One of the things I love about developing with WordPress is that you very rarely have to reinvent the wheel. Somewhere, if you can find it, is a function that does what you want.
I needed a list of post IDs that had featured images. I COULD have retrieved a complete published posts list and checked each one to see if it had a post thumbnail, but there is a much more efficient way – a new WP_Query. Set the arguments and let WP do the work for you.
Here’s the function that returns the list:
function mgf_get_sponsor_list() { $args = array( 'posts_per_page' => -1, 'post_type' => 'post', 'meta_key' => '_thumbnail_id', 'post_status' => 'publish', 'fields' => 'ids' ); $sp = new WP_Query( $args ); return ( ! empty( $sp->posts ) ) ? $sp->posts : false; }
The $args are the key to getting what you want.

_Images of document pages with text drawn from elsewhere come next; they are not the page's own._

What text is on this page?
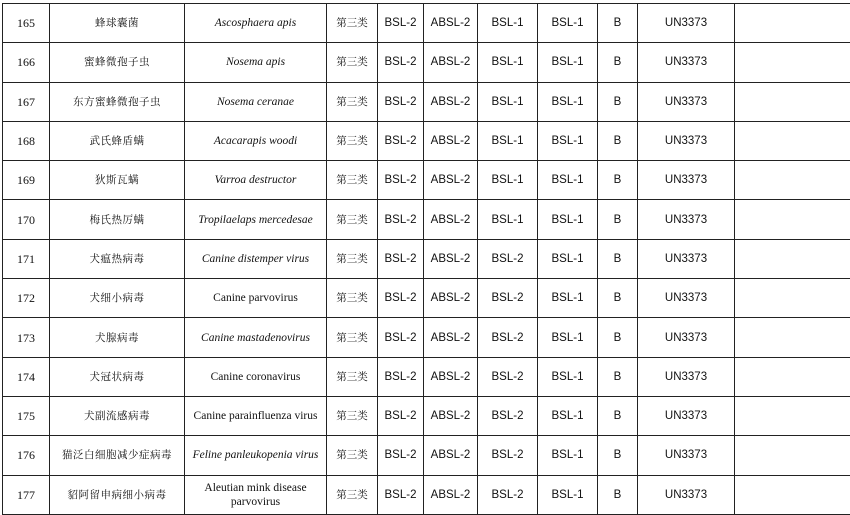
165	蜂球囊菌	Ascosphaera apis	第三类	BSL-2	ABSL-2	BSL-1	BSL-1	B	UN3373	
166	蜜蜂微孢子虫	Nosema apis	第三类	BSL-2	ABSL-2	BSL-1	BSL-1	B	UN3373	
167	东方蜜蜂微孢子虫	Nosema ceranae	第三类	BSL-2	ABSL-2	BSL-1	BSL-1	B	UN3373	
168	武氏蜂盾螨	Acacarapis woodi	第三类	BSL-2	ABSL-2	BSL-1	BSL-1	B	UN3373	
169	狄斯瓦螨	Varroa destructor	第三类	BSL-2	ABSL-2	BSL-1	BSL-1	B	UN3373	
170	梅氏热厉螨	Tropilaelaps mercedesae	第三类	BSL-2	ABSL-2	BSL-1	BSL-1	B	UN3373	
171	犬瘟热病毒	Canine distemper virus	第三类	BSL-2	ABSL-2	BSL-2	BSL-1	B	UN3373	
172	犬细小病毒	Canine parvovirus	第三类	BSL-2	ABSL-2	BSL-2	BSL-1	B	UN3373	
173	犬腺病毒	Canine mastadenovirus	第三类	BSL-2	ABSL-2	BSL-2	BSL-1	B	UN3373	
174	犬冠状病毒	Canine coronavirus	第三类	BSL-2	ABSL-2	BSL-2	BSL-1	B	UN3373	
175	犬副流感病毒	Canine parainfluenza virus	第三类	BSL-2	ABSL-2	BSL-2	BSL-1	B	UN3373	
176	猫泛白细胞减少症病毒	Feline panleukopenia virus	第三类	BSL-2	ABSL-2	BSL-2	BSL-1	B	UN3373	
177	貂阿留申病细小病毒	Aleutian mink disease parvovirus	第三类	BSL-2	ABSL-2	BSL-2	BSL-1	B	UN3373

I needed only posts with attached thumbnails, and I didn’t need all of the post details, just the ID. $args[‘fields’] = ‘ids’ takes care of returning only IDs, and $args[‘meta_key’] chooses only those posts with featured images.
In the above, $sp returns the whole WP_Query object, but I only needed the posts part, so the function returns only ->posts.
That’s all there is to it.
You can use the above in a theme functions file or in a plugin.